Operators in the Nigerian oil industry seem to have given up on the Niger Delta as the General Manager, External Relations, Shell Mr Igo Weli said investors had set their sights on other parts of the country. According to him, though Nigeria as a whole is challenging, other parts of the country like Lagos were more progressive
“Investors are going to Lagos because of the choices the state government makes and the way they organise themselves and the confidence that it gives to investors, which is the reverse in the Niger Delta”

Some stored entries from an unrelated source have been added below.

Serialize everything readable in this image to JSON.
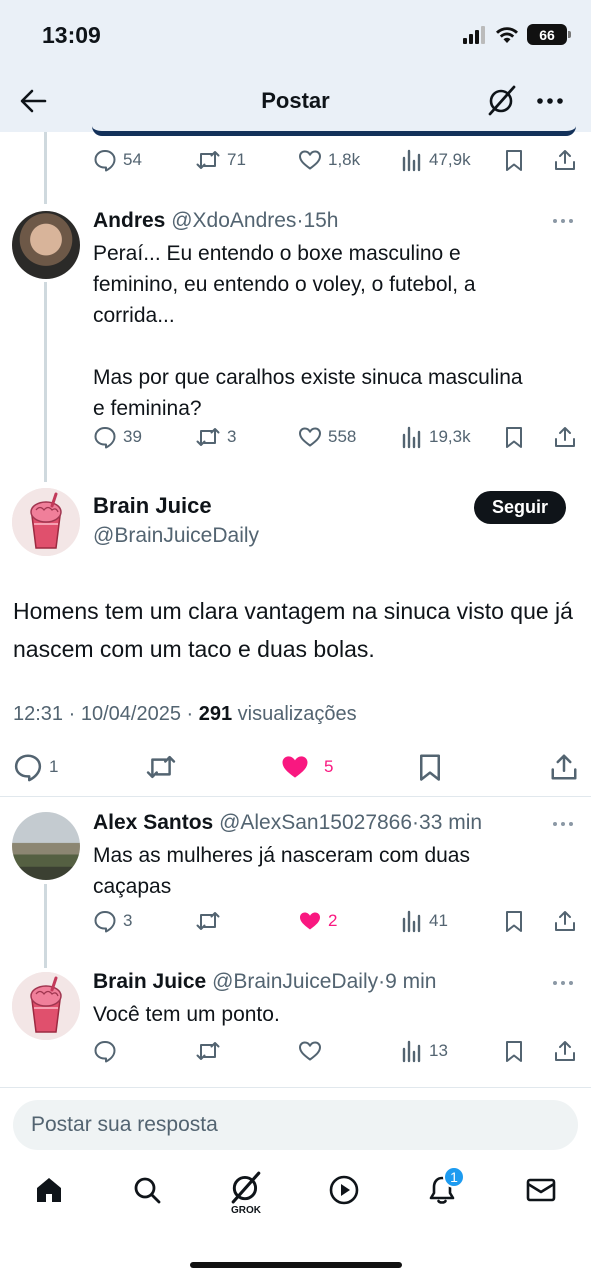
{
  "status_bar": {
    "time": "13:09",
    "battery": "66"
  },
  "header": {
    "title": "Postar"
  },
  "prev_tweet_stats": {
    "replies": "54",
    "reposts": "71",
    "likes": "1,8k",
    "views": "47,9k"
  },
  "tweets": [
    {
      "name": "Andres",
      "handle": "@XdoAndres",
      "time": "15h",
      "text": "Peraí... Eu entendo o boxe masculino e\nfeminino, eu entendo o voley, o futebol, a\ncorrida...\n\nMas por que caralhos existe sinuca masculina\ne feminina?",
      "replies": "39",
      "reposts": "3",
      "likes": "558",
      "views": "19,3k"
    }
  ],
  "main_post": {
    "name": "Brain Juice",
    "handle": "@BrainJuiceDaily",
    "follow_label": "Seguir",
    "text": "Homens tem um clara vantagem na sinuca visto que já nascem com um taco e duas bolas.",
    "time": "12:31",
    "date": "10/04/2025",
    "views_count": "291",
    "views_label": "visualizações",
    "replies": "1",
    "likes": "5",
    "like_color": "#f91880"
  },
  "replies": [
    {
      "name": "Alex Santos",
      "handle": "@AlexSan15027866",
      "time": "33 min",
      "text": "Mas as mulheres já nasceram com duas\ncaçapas",
      "replies": "3",
      "likes": "2",
      "views": "41"
    },
    {
      "name": "Brain Juice",
      "handle": "@BrainJuiceDaily",
      "time": "9 min",
      "text": "Você tem um ponto.",
      "views": "13"
    }
  ],
  "reply_box": {
    "placeholder": "Postar sua resposta"
  },
  "tab_bar": {
    "grok_label": "GROK",
    "notifications_badge": "1"
  }
}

Reasons behind Shell’s position Even though Shell is one of the earliest operators in the Nigerian oil industry, the Niger Delta has become an increasingly difficult place to do business. Militant attacks often result to breaks in production and damage to oil facilities. The Forcados pipeline which is Nigeria’s main export hub has been attacked repeatedly. This increases the cost of doing business. Kidnapping which is a common occurrence makes oil staff reluctant to work in the area, and so armed personnel are required for security. The advent of shale oil, means cost of oil production is dropping daily, so companies producing at a high price, will find it difficult to sell their crude.
Government has stepped in As companies exit the area, there will be fewer job opportunities. This increases restiveness in the area and causes a domino effect as other companies leave when the insecurity becomes worse. The Federal Government has however stepped in by repeatedly having meetings with elders from the region, and funding an amnesty programme.
Acting President Yemi Osinbanjo has also visited several states in the region to dialogue with members of the community. The Niger Delta comprises the oil producing areas in the South South region of Nigeria namely: Akwa Ibom, Abia, Bayelsa, Cross River, Delta, Edo, Imo, Ondo and Rivers state.